Les syndicats et les Français sont en colère, au neuvième jour d'une mobilisation contre la réforme des retraites. La défiance est totale désormais, explique Michel Noblecourt, journaliste politique et éditorialiste au Monde. "Cette réforme intervient dans un climat très difficile, il y a un malaise social en France, alimenté par la crise des 'gilets jaunes', qui perdure. Il y a des colères sociales qui ne sont pas forcément liées à la reforme, mais qui existent dans un certain nombre de catégories. Il y a aussi une défiance vis-à-vis de la parole politique. On ne croit plus à la parole politique", explique le spécialiste politique.

"Une erreur politique"

"C'est très symptomatique quand Jean-Michel Blanquer dit que ça serait inscrit dans la loi qu'il n'y aurait pas de baisse des pensions pour les enseignants. Une sorte de règle d'or de sanctuarisation des pensions. Et ça ne passe pas, les enseignants n'y croient pas", ajoute-t-il.
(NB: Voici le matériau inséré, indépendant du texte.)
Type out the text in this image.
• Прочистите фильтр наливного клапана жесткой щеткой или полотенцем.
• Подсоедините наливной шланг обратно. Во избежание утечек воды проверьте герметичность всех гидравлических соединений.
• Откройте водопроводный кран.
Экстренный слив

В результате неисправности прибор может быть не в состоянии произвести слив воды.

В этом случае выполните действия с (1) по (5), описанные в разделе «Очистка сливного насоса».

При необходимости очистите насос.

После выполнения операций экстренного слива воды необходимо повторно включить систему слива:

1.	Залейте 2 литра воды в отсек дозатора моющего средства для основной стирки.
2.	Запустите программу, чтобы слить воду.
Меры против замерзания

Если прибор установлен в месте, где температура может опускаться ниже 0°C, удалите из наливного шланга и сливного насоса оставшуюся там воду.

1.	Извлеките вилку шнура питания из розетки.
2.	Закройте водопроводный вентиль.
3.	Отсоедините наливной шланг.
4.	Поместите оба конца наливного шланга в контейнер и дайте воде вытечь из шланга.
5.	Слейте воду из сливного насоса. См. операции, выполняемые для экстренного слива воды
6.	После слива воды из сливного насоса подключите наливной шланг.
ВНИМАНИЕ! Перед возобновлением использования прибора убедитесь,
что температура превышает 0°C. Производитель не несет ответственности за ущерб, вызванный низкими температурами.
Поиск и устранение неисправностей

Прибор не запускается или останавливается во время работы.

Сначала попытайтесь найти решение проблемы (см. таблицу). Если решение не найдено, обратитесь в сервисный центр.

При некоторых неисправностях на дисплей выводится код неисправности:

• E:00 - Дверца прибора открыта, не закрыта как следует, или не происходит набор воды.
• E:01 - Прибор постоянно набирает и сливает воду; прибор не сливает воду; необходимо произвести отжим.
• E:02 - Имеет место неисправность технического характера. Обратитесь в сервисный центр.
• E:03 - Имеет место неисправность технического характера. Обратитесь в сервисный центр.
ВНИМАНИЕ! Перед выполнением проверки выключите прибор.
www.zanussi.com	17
Que penser du calendrier ? "Le gouvernement ne sait plus très bien où il est et comment procéder. On a assisté à un discours du Premier ministre où il a fait un certain nombre de concessions et il a refusé d'entendre en même temps ce que demandait la CFDT, un syndicat qui accompagnait la réforme. Il a pris un risque énorme, et à mon avis c'est une grosse erreur politique", avoue Michel Noblecourt.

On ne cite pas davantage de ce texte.